L’Initiative sherbrookoise en développement des communautés prépare un nouveau projet : former des personnes ambassadrices du vivre-ensemble pour favoriser le respect et l’ouverture dans la communauté.
Selon Catherine Duguay, agente de développement à la concertation à l’Initiative sherbrookoise en développement des communautés, on est dans un contexte de « polarisation des opinions et de la manière de les exprimer ».
Face à ce constat, « [l’Initiative] essayait de voir comment [elle] pouvait avoir des personnes qui ramènent à de bonnes pratiques entre les personnes », explique Mme Duguay.
Ce projet permettra de former six à huit personnes qui sont déjà des influentes dans leur communauté.
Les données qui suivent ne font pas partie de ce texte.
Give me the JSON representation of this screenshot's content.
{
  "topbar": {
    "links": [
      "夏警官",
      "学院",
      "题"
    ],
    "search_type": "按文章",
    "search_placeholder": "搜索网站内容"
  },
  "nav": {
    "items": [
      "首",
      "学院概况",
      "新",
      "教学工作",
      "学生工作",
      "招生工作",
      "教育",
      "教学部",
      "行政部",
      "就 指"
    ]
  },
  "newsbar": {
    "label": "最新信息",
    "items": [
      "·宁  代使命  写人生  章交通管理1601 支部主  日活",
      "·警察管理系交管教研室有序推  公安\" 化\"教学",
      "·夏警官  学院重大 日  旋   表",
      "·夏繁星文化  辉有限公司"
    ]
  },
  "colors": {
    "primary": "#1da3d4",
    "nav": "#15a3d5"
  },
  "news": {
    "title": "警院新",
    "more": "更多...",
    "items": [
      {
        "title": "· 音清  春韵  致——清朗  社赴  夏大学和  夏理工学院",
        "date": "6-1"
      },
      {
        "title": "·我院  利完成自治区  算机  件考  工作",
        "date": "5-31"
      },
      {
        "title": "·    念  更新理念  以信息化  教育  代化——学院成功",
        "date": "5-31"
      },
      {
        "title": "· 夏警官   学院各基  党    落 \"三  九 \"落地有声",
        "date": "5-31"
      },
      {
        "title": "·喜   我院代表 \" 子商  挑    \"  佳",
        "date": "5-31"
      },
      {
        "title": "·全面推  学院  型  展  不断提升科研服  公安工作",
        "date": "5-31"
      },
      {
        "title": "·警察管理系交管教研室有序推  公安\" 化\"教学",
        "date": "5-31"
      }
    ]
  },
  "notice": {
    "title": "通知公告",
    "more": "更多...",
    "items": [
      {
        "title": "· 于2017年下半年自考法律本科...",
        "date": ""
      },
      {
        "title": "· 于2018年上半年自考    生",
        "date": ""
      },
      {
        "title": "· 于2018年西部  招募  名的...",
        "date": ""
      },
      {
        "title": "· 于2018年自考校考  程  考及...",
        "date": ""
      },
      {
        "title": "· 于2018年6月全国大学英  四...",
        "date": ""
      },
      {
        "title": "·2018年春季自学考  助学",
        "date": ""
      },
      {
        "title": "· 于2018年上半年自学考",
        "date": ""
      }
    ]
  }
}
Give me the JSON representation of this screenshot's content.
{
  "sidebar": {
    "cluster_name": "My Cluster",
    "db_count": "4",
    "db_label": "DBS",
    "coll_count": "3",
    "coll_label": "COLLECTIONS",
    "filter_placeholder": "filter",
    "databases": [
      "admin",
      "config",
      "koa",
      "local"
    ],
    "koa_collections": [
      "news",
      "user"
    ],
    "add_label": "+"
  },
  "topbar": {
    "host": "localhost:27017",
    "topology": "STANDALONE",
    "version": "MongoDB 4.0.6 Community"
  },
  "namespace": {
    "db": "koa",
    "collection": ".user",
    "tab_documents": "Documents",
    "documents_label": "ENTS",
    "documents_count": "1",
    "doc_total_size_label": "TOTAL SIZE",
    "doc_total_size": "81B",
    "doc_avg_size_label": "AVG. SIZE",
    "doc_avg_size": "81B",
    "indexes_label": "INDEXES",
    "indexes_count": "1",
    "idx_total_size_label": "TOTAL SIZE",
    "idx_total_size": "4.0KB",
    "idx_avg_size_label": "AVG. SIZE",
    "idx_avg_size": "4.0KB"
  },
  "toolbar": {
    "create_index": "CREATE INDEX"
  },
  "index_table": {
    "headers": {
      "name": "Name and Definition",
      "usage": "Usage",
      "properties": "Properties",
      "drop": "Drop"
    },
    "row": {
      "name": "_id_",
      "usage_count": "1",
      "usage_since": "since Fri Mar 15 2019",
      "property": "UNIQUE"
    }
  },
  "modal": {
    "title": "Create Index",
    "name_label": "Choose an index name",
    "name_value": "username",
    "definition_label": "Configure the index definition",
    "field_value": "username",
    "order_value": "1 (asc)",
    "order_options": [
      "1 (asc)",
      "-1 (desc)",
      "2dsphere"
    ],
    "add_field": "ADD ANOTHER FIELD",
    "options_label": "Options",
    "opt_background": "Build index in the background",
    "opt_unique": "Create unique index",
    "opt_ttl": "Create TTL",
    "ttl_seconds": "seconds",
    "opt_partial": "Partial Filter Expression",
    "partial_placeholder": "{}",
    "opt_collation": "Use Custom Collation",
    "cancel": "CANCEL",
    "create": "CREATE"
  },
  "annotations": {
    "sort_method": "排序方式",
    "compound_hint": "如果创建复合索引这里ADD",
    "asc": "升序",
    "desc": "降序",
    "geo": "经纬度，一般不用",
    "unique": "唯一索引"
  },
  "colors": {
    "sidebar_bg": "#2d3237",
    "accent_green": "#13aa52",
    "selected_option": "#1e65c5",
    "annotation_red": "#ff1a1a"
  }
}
Le but des formations est de leur offrir des outils pour « promouvoir les bonnes pratiques interculturelles dans Ascot », fait valoir Catherine Duguay, qui travaille pour la table de quartier Ascot en santé.
Plus spécifiquement, les personnes ambassadrices se concentreront à « poser les bonnes questions pour défaire des rumeurs », illustre l’agente de développement. En d’autres termes, elles vont tenter de « défaire la peur entre les personnes », ajoute-t-elle.
« [De manière générale], dans la société, on va avoir 70 % d’indécis par rapport à n’importe quel sujet. C’est ces personnes-là [qu’on veut toucher]. C’est plus facile de les ramener dans l’appréciation de l’autre », explique Mme Duguay.
Les personnes ambassadrices du vivre-ensemble, qui ne sont pas encore sélectionnées, seraient idéalement issues de différents horizons. « Ça serait bien qu’on ait un portrait diversifié autant de genre, de couleur de peau [et d’âge]. Ça serait vraiment bien qu’on ait des personnes qui représentent les différentes réalités d’Ascot », souligne Catherine Duguay.
Ces personnes ambassadrices seraient présentes dans les activités déjà offertes par Ascot en santé, comme le P’tit Brunch du Mois et le brunch interculturel à l’école internationale du Phare.